I’ve been using Kimi K2.5 for coding via OpenCode’s generous Free Trial period, and for other ad hoc tasks via T3 Chat. It’s become my favorite model across all activities, surpassing anything from Anthropic, OpenAI, and friends.

That doesn’t mean it is it the best. By all benchmarks, it certainly is not. But something about the way I personally use AI seems to gel well with the model, and I feel really productive with it. Similarly, for non-coding, I really enjoy the way it responds (“the vibe”), and how it doesn’t veer into obvious sycophancy. I noticed this with Kimi K2 last years, and now it’s even better.

Let’s look at some examples.

Benchmarks

First the facts. Let’s start with the Good:

Kimi K2.5 Intelligence vs. Price score on artificialanalysis.ai
Kimi K2.5 Intelligence vs. Price score on artificialanalysis.ai

Then, the Bad & the Ugly:

Kimi K2.5 E2E Latency score on artificialanalysis.ai
Kimi K2.5 E2E Latency score on artificialanalysis.ai

Now for the anecdotal experience.

Tough Love + Backbone

I’m currently writing a book. A piece of noir + urban fantasy fiction, which is an interesting sell. I am also—as you may know—not a published author, and thus an amateur.

I’ve used T3 Chat to try all the major, flagship models as critique partners. Almost none of them offered me any “tough love” on the default, naïve prompt. They were over-supportive, and quick to focus on the good sides of my manuscript. To be fair, I didn’t want them to brutalize me either, but I expected some semblance of balance. When I asked for harsher feedback, they would provide it, of course, but if I pushed back, then they would retreat. Clear sycophancy; no backbone.

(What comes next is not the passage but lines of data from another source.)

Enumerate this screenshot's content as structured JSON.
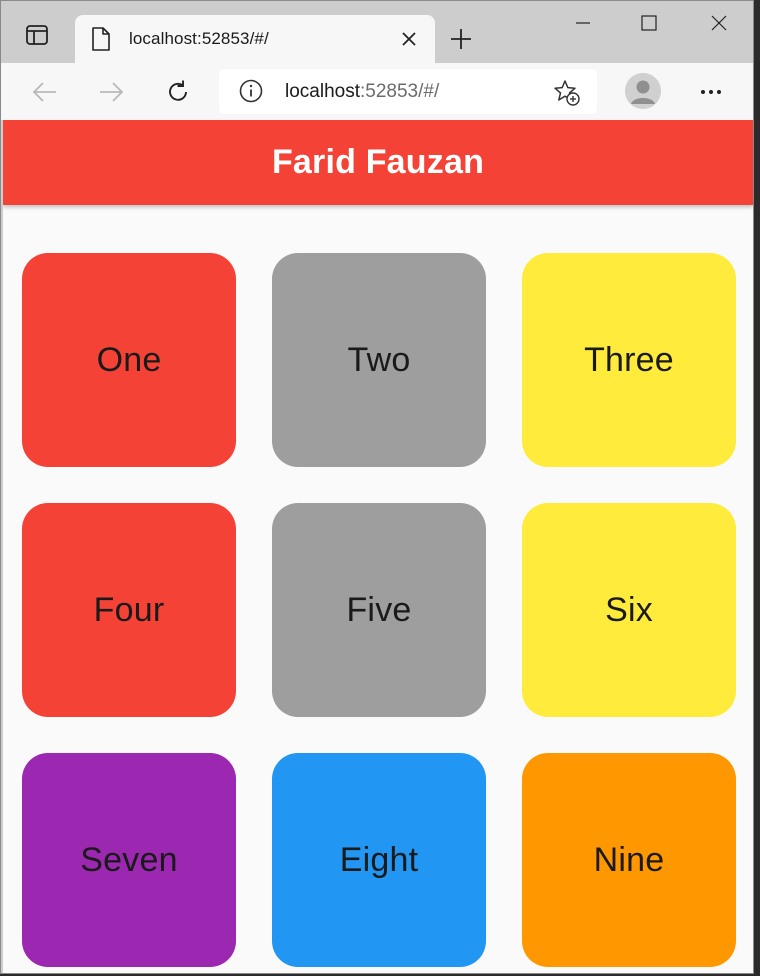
{
  "browser": {
    "tab": {
      "title": "localhost:52853/#/"
    },
    "address": {
      "host": "localhost",
      "rest": ":52853/#/"
    },
    "icons": {
      "tab_actions": "tab-actions-icon",
      "file": "file-icon",
      "close": "close-icon",
      "new_tab": "plus-icon",
      "back": "arrow-left-icon",
      "forward": "arrow-right-icon",
      "refresh": "refresh-icon",
      "info": "info-icon",
      "favorite": "star-add-icon",
      "profile": "avatar-icon",
      "more": "more-icon",
      "minimize": "minimize-icon",
      "maximize": "maximize-icon",
      "window_close": "window-close-icon"
    }
  },
  "app": {
    "title": "Farid Fauzan",
    "header_color": "#f44336",
    "tiles": [
      {
        "label": "One",
        "color": "#f44336"
      },
      {
        "label": "Two",
        "color": "#9e9e9e"
      },
      {
        "label": "Three",
        "color": "#ffeb3b"
      },
      {
        "label": "Four",
        "color": "#f44336"
      },
      {
        "label": "Five",
        "color": "#9e9e9e"
      },
      {
        "label": "Six",
        "color": "#ffeb3b"
      },
      {
        "label": "Seven",
        "color": "#9c27b0"
      },
      {
        "label": "Eight",
        "color": "#2196f3"
      },
      {
        "label": "Nine",
        "color": "#ff9800"
      }
    ]
  }
}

Kimi K2 was a novel experience. It dished our brutal critique, while realistically highlighting the good sides, constructively: “Here is what you should double-down on.” If I pushed back, it would not always give up. But here was the part that really impressed me—I shared an idea of what I am planning to do in the next chapter, and it pushed back. It stood its ground on what it believed was the strength of the story (atmosphere, the protagonist’s cynicism), and advised me not to do it. All the other models were quick to tell me how good my idea was!

After using Kimi K2.5 as a critique partner, I’m observing that this behavior is still present. Context retrieval and reasoning also feel better—I feel comfortable saying that, as my manuscript is large, and thus full of “need in a haystack” problems.

Coding

I use LLMs for coding in two ways:

  1. Amazon Kiro (yes, really) + Cline, both with Anthropic’s latest Sonnet and Opus models.
  2. OpenCode + Cline, with all other models. (Trying new things, so to speak.)

Opus remains the king for me. But I have to say that Kimi K2.5 fits really well into the category of “best model to use for personal projects.” The primary hallmarks of this category are: 1) the need for something cheap, and 2) application on smaller, newer codebases.

What it gets right:

  1. Good at planning (also, uses clarifying questions wisely)
  2. Efficient tool-calling
  3. Following the “spirit” of the request, and not overdoing things. (Though this may just be OpenCode’s harness?)
  4. Price/quality ratio is superb

What could be better:

  1. Speed
  2. Speed, but even more

I don’t know if it will stay my favorite for long. Minimax M2.5 is a serious contender. I also need to check on Z.ai’s GLM-5.

I can’t wait for this all to be irrelevant in 6 weeks.